The management reserve for unknown unknowns is also able to be calculated during risk assessment, or by expressing the range of uncertainty in your estimates as a total amount. The management reserve is controlled by senior managers, and the project manager must apply to use it; it is not part of the approved budget.

Cost of quality

As part of the preparation of your quality management plan, you will consider the issue of cost of quality, because any decisions made about what this means to you will affect cost on the project immediately, and for the organization after the project is handed over. Cost of quality refers to the quality attributes of the project and the product over the life of the product. For example, you may need to take into account the cost of future product returns or warranty claims because of decisions made to manufacture lower quality to lower the project costs.

Project management software

Project management software should be considered essential for any large and complex projects because trying to collect and aggregate many cost estimates manually is simply not possible.

Vendor bid analysis

The vendor bid analysis process is a way of double-checking the bids received from vendors to make sure that they are neither overinflated nor underinflated. You can think of vendor bid analysis as your quality check on the prices people are submitting to you.

Group decision-making techniques

Good cost estimates are prepared by people familiar with the activities being estimated, and when you get a group of these people together you are going to need some effective group decision-making techniques to make sense of the expert opinions supplied.
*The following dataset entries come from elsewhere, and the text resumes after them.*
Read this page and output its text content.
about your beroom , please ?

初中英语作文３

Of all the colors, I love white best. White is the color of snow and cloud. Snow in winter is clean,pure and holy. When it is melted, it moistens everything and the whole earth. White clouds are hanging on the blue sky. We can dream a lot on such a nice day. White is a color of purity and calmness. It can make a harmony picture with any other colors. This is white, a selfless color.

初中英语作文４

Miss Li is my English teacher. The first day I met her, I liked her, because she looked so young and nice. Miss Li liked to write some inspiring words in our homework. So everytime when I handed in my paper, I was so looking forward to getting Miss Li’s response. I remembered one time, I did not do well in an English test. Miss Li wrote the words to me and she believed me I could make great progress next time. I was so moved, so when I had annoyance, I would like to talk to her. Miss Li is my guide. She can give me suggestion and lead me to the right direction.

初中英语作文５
These techniques are also used when estimating elements of the project schedule and include brainstorming, nominal group techniques, and the Delphi technique.


The Estimate Costs process produces some, or all, of the following outputs.

Activity cost estimates

The activity cost estimates are the individual estimates for each activity identified. They are the entire focus of this process and will be used to put together your cost baseline. The activity cost estimates are used as an input into the Determine Budget process.

Basis of estimates

The basis of estimates is a useful document, because it outlines the assumptions made, the type of estimating technique used, any known constraints, and an indication of the range of uncertainty and of the confidence level of the final estimates for each activity, and indeed the entire project. The basis of estimates is used as an input into the Determine Budget process.

Project documents updates

The specific project documents that may be updated as a result of estimating costs will include such things as the statement of work, which may be updated as a result of the cost estimates, and elements of the risk register that are refined and updated as a result of specific cost estimates.